The submission for funding was made in round four of the Energy Catalyst mid-stage technology development competition. The Energy Catalyst competition is funded by Innovate UK, the Department for International Development (DFID) and the Engineering and Physical Sciences Research Council (EPSRC).
Larkfleet’s ‘solar steam’ technology concentrates the power of the sun’s rays to heat water to create steam which can be used in industrial processes.
The Energy Catalyst competition was initiated to develop and prove the application of new technologies like Larkfleet’s solar steam system in order to solve all the elements of the global energy ‘trilemma’ – low carbon emissions, affordability and security of supply.
Larkfleet is submitting a proposal to build a ‘containerised’ version of its Solar Steam technology to supply renewable heat and power to off-grid rural communities in India. If successful, Larkfleet proposes to deliver a two-year project which will be carried out in partnership with Cranfield University and an Indian solar collector manufacturer. The total budget is about £550,000 and Larkfleet is directly contributing £128,000 to see the project to fruition.
The potential for renewable power generation using a solar steam array is vast. This global market opportunity has a value of trillions of pounds and is creating major opportunities for UK business. These businesses and supply chains can develop innovative and sustainable world-leading solutions like Larkfleet’s solar steam technology, which provides an opportunity for investment in solar steam in order to increase renewable heat input and reduce energy costs.

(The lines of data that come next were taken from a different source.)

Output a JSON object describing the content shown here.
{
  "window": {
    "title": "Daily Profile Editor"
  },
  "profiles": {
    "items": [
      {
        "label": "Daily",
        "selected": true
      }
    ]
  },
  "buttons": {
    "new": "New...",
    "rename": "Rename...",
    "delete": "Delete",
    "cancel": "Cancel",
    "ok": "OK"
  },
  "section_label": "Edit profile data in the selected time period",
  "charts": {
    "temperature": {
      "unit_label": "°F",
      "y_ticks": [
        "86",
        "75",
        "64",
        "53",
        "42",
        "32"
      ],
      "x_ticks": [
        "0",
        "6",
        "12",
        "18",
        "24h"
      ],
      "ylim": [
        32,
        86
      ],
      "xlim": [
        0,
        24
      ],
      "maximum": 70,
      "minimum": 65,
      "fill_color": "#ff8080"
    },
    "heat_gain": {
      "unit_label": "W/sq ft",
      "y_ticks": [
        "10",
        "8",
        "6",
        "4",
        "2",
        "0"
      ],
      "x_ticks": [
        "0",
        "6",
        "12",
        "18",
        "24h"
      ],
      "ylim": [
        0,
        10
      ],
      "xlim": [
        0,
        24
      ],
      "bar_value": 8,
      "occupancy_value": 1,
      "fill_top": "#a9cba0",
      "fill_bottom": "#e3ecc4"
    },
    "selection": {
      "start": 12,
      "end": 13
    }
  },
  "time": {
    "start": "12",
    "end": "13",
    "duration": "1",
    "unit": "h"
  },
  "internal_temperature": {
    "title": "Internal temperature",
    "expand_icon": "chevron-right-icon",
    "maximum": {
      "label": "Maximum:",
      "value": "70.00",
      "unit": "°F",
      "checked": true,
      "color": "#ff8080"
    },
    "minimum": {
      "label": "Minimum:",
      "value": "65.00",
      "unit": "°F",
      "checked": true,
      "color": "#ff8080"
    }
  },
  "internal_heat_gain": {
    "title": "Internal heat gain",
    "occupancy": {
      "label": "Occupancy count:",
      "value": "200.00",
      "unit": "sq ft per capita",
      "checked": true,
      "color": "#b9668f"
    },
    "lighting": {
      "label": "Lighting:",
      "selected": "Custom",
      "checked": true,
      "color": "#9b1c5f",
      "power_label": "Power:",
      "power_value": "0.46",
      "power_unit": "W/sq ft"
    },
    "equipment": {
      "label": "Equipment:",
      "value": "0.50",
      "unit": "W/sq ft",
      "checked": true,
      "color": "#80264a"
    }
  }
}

Simone Perini, renewable energy development engineer at Lark Energy, said: “Solar steam has the potential to transform energy access in developing countries. In particular we are looking at delivering a mobile containerised energy system that is able to operate where the grid is unbalanced, unreliable or unavailable – like rural India.”
The Larkfleet solar steam system works by focussing the sun’s rays through a Fresnel lens array onto a tube which contains water. The water is heated to create steam which can be used in industrial process heating and cooling applications or for power generation.
The angle of the lens array can be adjusted through a vertical axis to track the sun and is seated on a circular track which allows the array also to follow the sun’s progress horizontally across the sky. By tracking in both planes, the system maintains maximum levels of solar radiation concentrated on the tubes.
Simone Perini added: “We are taking this technology to a wider market where we believe it will have a positive impact on the generation of sustainable and renewable energy.
“To show the global potential of the technology we have applied to round four of the Energy Catalyst competition. We are collaborating with academic and commercial partners to deliver this project in India and we are also seeking to demonstrate the viability of this technology in other regions.”